Polarisiertes Training
das neue Ausdauertraining
Was ist das Erfolgsrezept der norwegischen Langläufer? Polarisiertes Training (POL)! Es handelt sich dabei um eine Trainingsmethode, bei der niedrig-intensive, umfangsorientierte Ausdauereinheiten mit kurzen, hochintensiven Belastungen nach der HIIT-Methode (High-Intensity Interval Training) kombiniert werden. Diese Trainingsform kommt nicht nur im Leistungssport zum Einsatz, sondern wird – in angepasster Form – auch zunehmend ambitionierten Breitensportlerinnen und -sportlern empfohlen.
Zahlreiche sportwissenschaftliche Studien bestätigen, dass diese bewusste Kontrastierung der Trainingsintensitäten zu neuen Reizen führt und dadurch sogar bei fortgeschrittenen Ausdauerathletinnen und -athleten zu weiteren Leistungssteigerungen führen kann. Das Training polarisiert – also gegensätzliche Trainingsbelastungen – schafft zudem neue Motivation, ist abwechslungsreich und im Vergleich zu klassisch umfangsbetontem Ausdauertraining weniger zeitintensiv.
Das Besondere an der POL-Methode, das auch in der Trainingsforschung für Begeisterung sorgt, ist die gezielte Kombination eines Grundlagenbereichs zur Entwicklung der aeroben Basis mit einem vergleichsweise deutlich höheren Anteil hochintensiven Intervalltrainings oberhalb der aerob-anaeroben Schwelle. „Polarized“ bedeutet in diesem Zusammenhang, konsequent zwischen zwei Polen zu unterscheiden: zum einen die „leichten“, niedrigintensiven Einheiten im Grundlagenbereich und zum anderen die „harten“, intensiv-kurzen Einheiten mit hoher physiologischer Belastung.

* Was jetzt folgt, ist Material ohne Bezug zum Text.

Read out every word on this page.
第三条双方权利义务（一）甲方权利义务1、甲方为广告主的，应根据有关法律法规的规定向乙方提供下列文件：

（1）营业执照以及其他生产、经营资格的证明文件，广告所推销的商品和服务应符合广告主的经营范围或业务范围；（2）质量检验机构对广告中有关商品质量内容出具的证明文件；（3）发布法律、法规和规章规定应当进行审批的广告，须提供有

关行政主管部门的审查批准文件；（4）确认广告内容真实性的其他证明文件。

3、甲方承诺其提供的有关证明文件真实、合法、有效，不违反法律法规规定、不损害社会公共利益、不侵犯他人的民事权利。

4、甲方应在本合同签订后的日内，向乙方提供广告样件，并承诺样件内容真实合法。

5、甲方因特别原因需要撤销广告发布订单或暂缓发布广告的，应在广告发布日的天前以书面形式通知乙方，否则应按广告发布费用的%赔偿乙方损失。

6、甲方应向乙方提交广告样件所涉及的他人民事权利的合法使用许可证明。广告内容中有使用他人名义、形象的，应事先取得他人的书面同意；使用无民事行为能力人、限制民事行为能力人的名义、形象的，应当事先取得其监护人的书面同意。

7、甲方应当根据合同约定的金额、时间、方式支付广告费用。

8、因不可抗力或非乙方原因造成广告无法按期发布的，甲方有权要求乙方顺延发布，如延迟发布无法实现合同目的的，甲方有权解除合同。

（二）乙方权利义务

Dabei wird bewusst der sogenannte „Sweet Spot“ – also der mittlere Intensitätsbereich – vermieden. Dieser Bereich wird im Freizeitsport besonders häufig durchlaufen, liegt jedoch genau zwischen den beiden Trainingspolen und gilt als ineffektiv im Hinblick auf die gezielte Leistungsentwicklung. Frei nach dem Motto: „too easy on the hard days, and too hard on the easy days“ wird dieser mittlere Bereich im POL-Konzept als sogenannte „forbidden zone“ bezeichnet. Dort ist die Belastung zu hoch für echte Regeneration, aber gleichzeitig zu niedrig, um einen optimalen Trainingsreiz zu setzen – eine Zone, die in der Trainingssteuerung oft zu Stagnation oder Überlastung führt.
Das hochintensive Training erfolgt beim POL-Modell über klar strukturierte HIIT-Protokolle, die sich deutlich oberhalb der individuellen Ausdauer- bzw. anaeroben Schwelle bewegen. Die aeroben Trainingseinheiten hingegen werden strikt im unteren Grundlagenbereich angesiedelt – beim Radfahren oder Laufen in der Regel etwa 30 Pulsschläge unterhalb der individuellen Ausdauerschwelle.
Wer nach der POL-Methode trainiert, sollte rund 75 bis 80 Prozent seines Trainingsumfangs im niedrigen Grundlagenbereich absolvieren und etwa 10 bis maximal 15 Prozent der Trainingszeit in Form hochintensiver Intervalle gestalten – in der Regel genügt ein bis zwei HIIT-Einheiten pro Woche.
Auch für den ambitionierten Breitensport ist die POL-Methode besonders interessant: Sie bietet durch ihre Struktur nicht nur hohe Trainingseffizienz mit vergleichsweise geringem Zeitaufwand, sondern auch eine klare Vorgabe für Belastung und Erholung – was gerade im Alltag hilft, Übertraining und Motivationsverlust zu vermeiden. Gerade Freizeitsportler, die häufig in einem eher „mittelmäßigen“ Leistungsbereich trainieren, profitieren von der klaren Aufteilung in Grundlagentraining und intensive Reizsetzung.
Damit ist polarisiertes Training nicht nur ein Erfolgsmodell im Spitzensport, sondern auch ein vielversprechender Ansatz für all jene, die ihre Ausdauerleistung gezielt verbessern, ihre Trainingszeit sinnvoll nutzen und dabei übermäßige Belastung vermeiden möchten. Voraussetzung ist eine sinnvolle Steuerung der Intensitäten – idealerweise über Puls, Watt oder subjektive Belastungsskala – um die Traininingseinheiten im richtigen Bereich einzuordnen.
Polarisiertes Training schafft also eine wirksame Balance aus Belastung und Regeneration, ist wissenschaftlich fundiert und gleichzeitig praktikabel – für Leistungs- wie für Freizeitsportler.